Nx, EXLA and Torchx 0.12 have just been published!
This update set comes with the new Nx.block abstraction and the EXLA.CustomCall protocol, which together will allow users to provide native C or CUDA implementations for certain sections of Nx code.
EMLX 0.3 (the official MLX backend for Nx) is also out, with:
Support for the more recent concurrency model provided by MLX
EMLX.Fast for a few fused operations (used in the upcoming emlx_axon library, pending Axon and Bumblebee releases in the next few days)
By using it (see this benchmark for an example), we can accelerate certain Bumblebee models without rewriting code for performance when using EMLX! For example, the Qwen3-0.6B-4bit model goes from ~10 tokens/s to ~42 tokens/s on my machine just by using the provided Axon node rewrites!
@manhvu , @GenericJam was able to run EMLX on device, which means all of Nx can run! We’re working to upstream what he needs so that no patches are needed, just config!

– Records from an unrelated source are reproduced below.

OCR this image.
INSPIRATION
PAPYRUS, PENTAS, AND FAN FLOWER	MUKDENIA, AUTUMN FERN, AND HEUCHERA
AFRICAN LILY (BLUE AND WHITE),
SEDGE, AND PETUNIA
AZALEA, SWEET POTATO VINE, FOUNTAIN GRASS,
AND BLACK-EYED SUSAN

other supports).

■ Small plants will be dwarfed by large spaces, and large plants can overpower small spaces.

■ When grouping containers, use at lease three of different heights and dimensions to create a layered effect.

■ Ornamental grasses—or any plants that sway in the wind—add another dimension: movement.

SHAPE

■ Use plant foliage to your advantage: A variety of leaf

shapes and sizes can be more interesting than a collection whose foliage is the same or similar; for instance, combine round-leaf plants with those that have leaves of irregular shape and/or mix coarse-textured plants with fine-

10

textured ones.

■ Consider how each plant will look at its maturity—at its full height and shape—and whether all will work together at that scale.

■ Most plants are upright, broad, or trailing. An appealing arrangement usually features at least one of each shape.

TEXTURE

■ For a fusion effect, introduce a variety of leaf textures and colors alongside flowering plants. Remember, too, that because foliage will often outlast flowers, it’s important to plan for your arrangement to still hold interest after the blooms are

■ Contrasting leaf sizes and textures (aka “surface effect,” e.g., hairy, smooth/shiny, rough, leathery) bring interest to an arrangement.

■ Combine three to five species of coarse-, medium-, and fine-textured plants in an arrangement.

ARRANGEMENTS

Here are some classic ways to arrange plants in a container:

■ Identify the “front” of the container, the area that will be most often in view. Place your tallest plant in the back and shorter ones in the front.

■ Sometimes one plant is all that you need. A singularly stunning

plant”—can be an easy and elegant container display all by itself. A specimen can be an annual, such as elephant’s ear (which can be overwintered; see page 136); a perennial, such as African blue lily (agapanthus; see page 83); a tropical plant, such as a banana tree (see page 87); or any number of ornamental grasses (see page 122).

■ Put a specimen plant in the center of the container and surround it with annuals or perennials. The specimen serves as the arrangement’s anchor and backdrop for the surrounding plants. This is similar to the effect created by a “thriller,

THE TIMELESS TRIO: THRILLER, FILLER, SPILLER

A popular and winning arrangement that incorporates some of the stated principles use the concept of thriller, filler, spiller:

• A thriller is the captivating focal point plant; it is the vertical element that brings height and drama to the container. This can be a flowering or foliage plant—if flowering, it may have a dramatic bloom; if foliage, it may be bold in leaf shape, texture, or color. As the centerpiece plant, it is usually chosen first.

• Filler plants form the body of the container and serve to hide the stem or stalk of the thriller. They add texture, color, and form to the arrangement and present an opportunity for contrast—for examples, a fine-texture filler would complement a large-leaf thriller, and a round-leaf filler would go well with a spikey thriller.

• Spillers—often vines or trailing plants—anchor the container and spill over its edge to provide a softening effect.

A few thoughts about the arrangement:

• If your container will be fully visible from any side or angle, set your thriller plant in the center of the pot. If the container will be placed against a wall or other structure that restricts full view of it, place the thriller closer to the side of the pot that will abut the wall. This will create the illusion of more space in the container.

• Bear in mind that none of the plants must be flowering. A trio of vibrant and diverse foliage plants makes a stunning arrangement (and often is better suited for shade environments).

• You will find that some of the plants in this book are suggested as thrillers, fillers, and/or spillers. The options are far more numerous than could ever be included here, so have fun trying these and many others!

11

EMLX for iOS because it can use Core ML. I’m not sure about Vulkan yet; it doesn’t seem stable enough. I’m still looking for a way to use the mobile GPU on both iOS and Android for on-device training for edge AI.
Nice, you’ve done that I looked for the best solution, but it sounds like I need to separate them. Currently, only WebGPU can run on both platforms, so I’ll try to adapt Nx to it.
Currently, I’m trying to bring CubeCL in as a backend for Nx. These days, Rust is quite good for ML/AI and big data, so I want to work with a combination of Elixir and Rust.